The year ended as it had progressed in Congress: Little was accomplished and little that was done was left certain. Before the 113th Congress left town for the holidays, it managed to pass a bill to renew four tax provisions directly impacting restaurant operations—but the renewal is only a temporary fix. The provisions—commonly known as “tax extenders”—were renewed only for 2014 and expired at year’s end. Historically, Congress has easily renewed tax extenders with little fanfare, but dysfunction and gridlock over the past two years put renewal on the back burner until the final days of business for both houses of Congress.

The National Restaurant Association was among those left wondering about more permanent solutions. “While we are relieved by the Senate’s action and Congress’ decision to retroactively renew these key tax extenders and appreciate the members of Congress who secured this outcome, a return to the uncertainty surrounding taxes that has persisted over the past year is unfortunately only weeks away,” said Scott DeFife, the association’s executive v.p.-policy and government affairs. “This uncertainty is causing restaurateurs across the country to postpone decisions that would help them expand their business and create jobs.”

Included in the bill were four of the NRA’s tax priorities: 

  • 15-year depreciation schedule: This allows restaurant operators to depreciate the cost of certain renovations, improvements and new construction over 15 years.
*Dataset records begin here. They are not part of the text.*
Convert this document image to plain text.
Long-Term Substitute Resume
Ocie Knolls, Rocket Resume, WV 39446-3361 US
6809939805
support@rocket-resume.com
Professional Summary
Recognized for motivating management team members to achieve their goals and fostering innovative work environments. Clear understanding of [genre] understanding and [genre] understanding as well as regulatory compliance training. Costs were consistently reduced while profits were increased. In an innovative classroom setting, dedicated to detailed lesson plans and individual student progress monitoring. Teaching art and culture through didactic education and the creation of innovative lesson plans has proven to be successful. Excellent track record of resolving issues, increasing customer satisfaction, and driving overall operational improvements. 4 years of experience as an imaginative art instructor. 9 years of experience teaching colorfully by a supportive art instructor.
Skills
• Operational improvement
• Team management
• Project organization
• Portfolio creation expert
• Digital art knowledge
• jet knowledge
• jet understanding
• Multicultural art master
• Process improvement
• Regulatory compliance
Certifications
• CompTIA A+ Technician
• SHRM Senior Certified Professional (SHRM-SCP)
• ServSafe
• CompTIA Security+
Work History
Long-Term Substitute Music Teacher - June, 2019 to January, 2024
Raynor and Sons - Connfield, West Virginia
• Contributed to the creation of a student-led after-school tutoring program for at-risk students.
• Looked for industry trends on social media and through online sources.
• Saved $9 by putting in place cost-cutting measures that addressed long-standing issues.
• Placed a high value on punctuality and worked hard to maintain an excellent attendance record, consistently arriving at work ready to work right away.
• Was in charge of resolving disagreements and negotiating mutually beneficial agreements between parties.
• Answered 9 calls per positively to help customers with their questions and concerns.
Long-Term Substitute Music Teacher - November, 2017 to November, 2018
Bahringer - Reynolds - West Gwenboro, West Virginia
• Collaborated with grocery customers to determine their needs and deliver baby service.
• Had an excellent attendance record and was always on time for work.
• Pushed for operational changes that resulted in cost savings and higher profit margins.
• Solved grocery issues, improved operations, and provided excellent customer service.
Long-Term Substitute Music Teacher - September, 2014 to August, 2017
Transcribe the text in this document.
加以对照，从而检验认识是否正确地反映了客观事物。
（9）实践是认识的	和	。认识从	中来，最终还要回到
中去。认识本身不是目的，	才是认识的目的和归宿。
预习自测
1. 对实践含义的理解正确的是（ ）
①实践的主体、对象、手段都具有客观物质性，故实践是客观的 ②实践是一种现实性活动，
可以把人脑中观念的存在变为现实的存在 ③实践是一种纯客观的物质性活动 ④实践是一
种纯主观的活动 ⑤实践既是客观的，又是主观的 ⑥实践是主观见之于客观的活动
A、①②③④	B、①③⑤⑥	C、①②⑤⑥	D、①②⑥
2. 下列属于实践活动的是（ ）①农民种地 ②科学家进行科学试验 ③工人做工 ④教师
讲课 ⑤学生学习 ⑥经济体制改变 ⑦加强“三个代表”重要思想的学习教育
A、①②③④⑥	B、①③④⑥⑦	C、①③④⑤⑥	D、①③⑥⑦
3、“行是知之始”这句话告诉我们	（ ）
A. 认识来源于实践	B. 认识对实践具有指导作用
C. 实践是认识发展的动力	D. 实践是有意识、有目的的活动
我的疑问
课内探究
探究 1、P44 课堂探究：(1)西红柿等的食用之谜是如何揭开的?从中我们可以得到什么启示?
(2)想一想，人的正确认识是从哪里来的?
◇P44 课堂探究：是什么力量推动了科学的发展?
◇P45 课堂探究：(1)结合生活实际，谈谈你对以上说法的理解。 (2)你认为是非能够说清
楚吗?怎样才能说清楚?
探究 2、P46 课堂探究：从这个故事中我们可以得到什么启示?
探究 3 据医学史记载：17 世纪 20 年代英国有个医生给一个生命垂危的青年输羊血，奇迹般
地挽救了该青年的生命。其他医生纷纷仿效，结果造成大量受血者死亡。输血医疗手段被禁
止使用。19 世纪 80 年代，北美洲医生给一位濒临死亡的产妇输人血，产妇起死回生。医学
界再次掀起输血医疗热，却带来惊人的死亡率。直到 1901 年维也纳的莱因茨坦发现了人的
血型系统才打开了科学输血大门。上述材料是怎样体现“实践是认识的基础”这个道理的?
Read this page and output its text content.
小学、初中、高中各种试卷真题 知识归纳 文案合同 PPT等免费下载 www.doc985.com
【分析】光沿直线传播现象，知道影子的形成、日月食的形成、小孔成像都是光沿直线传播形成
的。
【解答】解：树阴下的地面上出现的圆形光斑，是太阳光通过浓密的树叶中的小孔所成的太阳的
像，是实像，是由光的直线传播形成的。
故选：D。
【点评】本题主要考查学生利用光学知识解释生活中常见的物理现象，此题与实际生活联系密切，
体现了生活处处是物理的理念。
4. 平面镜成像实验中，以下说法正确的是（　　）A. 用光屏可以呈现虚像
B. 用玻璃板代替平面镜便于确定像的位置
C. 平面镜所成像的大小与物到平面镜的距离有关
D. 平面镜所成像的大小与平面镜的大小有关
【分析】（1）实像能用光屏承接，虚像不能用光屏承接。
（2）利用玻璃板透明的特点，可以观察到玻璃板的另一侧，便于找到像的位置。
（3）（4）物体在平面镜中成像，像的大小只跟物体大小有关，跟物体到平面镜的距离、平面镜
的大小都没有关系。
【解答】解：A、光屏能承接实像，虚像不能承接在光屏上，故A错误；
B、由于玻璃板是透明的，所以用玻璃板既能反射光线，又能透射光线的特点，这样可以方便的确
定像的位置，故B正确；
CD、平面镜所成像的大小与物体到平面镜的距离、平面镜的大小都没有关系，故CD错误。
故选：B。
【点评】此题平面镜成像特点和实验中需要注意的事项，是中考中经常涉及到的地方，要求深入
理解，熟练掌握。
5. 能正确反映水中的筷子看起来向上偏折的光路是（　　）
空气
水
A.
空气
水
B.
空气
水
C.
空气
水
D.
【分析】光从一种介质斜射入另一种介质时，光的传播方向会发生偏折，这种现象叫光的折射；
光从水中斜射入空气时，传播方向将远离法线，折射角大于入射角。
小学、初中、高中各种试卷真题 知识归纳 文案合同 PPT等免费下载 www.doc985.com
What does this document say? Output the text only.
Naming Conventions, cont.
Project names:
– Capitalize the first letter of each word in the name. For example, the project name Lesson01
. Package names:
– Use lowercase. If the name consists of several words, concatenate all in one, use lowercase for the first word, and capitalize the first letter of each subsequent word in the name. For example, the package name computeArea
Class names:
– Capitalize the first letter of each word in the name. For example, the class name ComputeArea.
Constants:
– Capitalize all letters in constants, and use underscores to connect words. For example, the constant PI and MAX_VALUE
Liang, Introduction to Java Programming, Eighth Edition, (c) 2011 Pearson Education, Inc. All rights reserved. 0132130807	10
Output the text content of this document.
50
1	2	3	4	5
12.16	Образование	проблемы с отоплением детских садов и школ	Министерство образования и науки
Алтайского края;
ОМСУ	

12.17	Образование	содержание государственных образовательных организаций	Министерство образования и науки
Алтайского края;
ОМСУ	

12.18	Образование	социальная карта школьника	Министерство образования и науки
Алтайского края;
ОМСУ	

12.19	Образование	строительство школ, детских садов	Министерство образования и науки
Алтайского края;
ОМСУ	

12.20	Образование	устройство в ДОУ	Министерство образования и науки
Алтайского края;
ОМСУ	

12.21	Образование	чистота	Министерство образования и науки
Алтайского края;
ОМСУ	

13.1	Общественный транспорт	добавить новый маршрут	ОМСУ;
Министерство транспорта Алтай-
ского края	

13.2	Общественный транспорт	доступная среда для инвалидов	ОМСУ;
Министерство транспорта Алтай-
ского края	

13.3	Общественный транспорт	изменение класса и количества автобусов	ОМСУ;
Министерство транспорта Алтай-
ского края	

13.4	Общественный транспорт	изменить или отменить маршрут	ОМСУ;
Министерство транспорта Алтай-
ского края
If the bill had not passed, any projects launched in 2014 would have been depreciated over 39.5 years.   
  • Work Opportunity Tax Credit: Businesses will be able to claim tax credits of $2,400-$5,600 for hiring employees from demographic groups who historically have a hard time finding employment.
  • Enhanced charitable food donation: All restaurants can utilize this deduction to help offset some of the costs of storing and transporting food they’re donating to charity. 
  • Section 179 expensing: Restaurants and other businesses can qualify for up to $500,000 in new deductions if they financed less than $2 million worth of new or used business equipment, software and qualified real property in 2014. Without the renewal, the deduction would have been capped at $25,000.

Legislation to permanently extend these provisions is among the NRA’s top advocacy priorities for 2015.